Глава 10. Размышления об ассистированном самоубийстве
Утром я еду на третий сеанс иммуноглобулиновой терапии в Стэнфордском медицинском центре. Ирв сопровождает меня и остается со мной все время, с 11.00 до 17.00. Пока он обедает, приезжает моя дорогая подруга Вайда. С тех пор, как я заболела, она заботится обо мне, часто навещает и приносит вкусную еду, которая подходит для моего желудка. Сегодня она приносит курицу, рис и вареную морковь.
Как ни странно, день, который я провожу в больнице, – один из самых легких дней недели, без изнурительных побочных эффектов. Персонал неизменно вежлив, компетентен и расторопен. Я ложусь на удобную кровать и получаю дозу лекарства, которое медленно капает в мою кровь. Когда капельницу снимают, я чувствую себя отдохнувшей и в хорошем настроении. Скорее всего, это из-за стероидов, которые мне вводят перед началом лечения.
Когда мы выходим на улицу, меня трогает мысль о том, что пятьдесят лет назад в этой же больнице (только в другом крыле) родился наш «малыш» Бен. Завтра он, его жена Аниса и трое их детей приедут к нам, чтобы отпраздновать его пятидесятилетие. Мы уже приготовили дополнительные кровати в кабинете Ирва и в моем, и я сделаю все возможное, чтобы не показаться внукам умирающей старухой.
Семья Бена проводит выходные с нами. В субботу мы устраиваем праздник в ближайшем парке, чтобы отметить день рождения Бена. Хотя приглашения были разосланы всего неделю назад, большинство его друзей уже там.

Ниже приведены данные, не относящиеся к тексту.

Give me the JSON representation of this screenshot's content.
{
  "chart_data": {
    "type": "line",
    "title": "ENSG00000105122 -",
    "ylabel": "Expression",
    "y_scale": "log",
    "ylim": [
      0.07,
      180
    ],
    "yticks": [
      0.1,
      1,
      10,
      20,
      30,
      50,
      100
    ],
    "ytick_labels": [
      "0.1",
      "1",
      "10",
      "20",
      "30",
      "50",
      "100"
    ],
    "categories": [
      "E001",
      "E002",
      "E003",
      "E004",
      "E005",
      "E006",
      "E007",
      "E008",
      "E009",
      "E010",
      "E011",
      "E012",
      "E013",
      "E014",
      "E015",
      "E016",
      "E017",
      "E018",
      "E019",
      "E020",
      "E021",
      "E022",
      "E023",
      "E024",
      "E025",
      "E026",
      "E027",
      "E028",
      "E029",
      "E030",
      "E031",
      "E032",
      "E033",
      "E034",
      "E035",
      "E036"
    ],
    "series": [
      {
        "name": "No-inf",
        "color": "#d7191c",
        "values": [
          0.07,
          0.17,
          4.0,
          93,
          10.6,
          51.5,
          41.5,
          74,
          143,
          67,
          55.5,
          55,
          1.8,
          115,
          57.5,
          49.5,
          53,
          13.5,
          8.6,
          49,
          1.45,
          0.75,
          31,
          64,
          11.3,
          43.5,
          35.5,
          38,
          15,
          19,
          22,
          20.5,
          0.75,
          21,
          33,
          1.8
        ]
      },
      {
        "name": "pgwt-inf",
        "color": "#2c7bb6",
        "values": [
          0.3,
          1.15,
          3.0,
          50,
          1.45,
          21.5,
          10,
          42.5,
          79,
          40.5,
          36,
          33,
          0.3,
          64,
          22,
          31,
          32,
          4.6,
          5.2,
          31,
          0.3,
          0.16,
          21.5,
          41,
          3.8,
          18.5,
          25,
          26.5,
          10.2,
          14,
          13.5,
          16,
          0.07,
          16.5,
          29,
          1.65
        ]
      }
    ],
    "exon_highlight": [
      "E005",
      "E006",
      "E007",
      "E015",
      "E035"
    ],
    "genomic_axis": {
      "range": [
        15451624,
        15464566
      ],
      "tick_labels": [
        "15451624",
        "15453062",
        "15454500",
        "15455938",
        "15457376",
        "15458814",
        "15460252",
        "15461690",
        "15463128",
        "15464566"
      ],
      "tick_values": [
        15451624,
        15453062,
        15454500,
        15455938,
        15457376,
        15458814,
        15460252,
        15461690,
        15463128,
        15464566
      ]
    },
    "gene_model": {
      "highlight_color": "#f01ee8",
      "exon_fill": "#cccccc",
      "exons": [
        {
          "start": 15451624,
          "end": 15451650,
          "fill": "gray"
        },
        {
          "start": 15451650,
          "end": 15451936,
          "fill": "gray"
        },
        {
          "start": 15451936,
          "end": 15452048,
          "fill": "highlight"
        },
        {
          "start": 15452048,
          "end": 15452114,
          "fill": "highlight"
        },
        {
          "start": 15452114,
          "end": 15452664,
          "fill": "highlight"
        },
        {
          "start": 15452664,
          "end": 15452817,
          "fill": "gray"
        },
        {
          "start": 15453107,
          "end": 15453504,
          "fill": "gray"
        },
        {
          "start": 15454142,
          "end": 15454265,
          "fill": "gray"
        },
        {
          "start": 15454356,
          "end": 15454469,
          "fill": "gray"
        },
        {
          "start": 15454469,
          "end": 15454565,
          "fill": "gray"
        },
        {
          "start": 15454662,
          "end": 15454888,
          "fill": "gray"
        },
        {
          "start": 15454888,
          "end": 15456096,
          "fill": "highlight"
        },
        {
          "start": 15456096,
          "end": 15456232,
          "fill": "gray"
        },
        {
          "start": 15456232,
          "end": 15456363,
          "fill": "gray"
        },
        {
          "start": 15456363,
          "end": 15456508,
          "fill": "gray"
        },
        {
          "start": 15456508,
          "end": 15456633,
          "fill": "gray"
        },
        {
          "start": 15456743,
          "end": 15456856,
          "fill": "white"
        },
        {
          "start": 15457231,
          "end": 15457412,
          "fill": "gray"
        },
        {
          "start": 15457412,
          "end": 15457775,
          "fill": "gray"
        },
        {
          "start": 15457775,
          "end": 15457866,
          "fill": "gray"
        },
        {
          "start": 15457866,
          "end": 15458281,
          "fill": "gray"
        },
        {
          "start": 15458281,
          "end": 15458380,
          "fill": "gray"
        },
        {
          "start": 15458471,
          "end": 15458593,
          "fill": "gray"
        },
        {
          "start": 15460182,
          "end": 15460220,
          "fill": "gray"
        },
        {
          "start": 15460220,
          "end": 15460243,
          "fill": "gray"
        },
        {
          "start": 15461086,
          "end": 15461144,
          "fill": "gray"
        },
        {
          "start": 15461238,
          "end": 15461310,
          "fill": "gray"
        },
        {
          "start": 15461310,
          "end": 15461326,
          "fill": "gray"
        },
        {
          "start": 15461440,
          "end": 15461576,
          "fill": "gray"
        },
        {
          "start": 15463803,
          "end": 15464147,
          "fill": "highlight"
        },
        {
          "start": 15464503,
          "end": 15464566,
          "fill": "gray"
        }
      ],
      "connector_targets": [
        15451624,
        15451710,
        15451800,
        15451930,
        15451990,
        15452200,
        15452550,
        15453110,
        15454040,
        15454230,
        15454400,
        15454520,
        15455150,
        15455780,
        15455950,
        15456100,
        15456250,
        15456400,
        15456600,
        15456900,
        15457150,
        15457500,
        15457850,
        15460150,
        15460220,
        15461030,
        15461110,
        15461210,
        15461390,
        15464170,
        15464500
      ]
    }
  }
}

Некоторые знают Бена с начальной школы, с другими он учился в старших классах и в колледже, с третьими познакомился на летних каникулах в лагере Тавонга в Сьерре. Приятно видеть всех этих «мальчиков» – теперь уже взрослых мужчин с женами и собственными детьми, от малышей до подростков. Бен всегда был очень дружелюбным и общительным, и я рада, что он и его друзья продолжают поддерживать связь.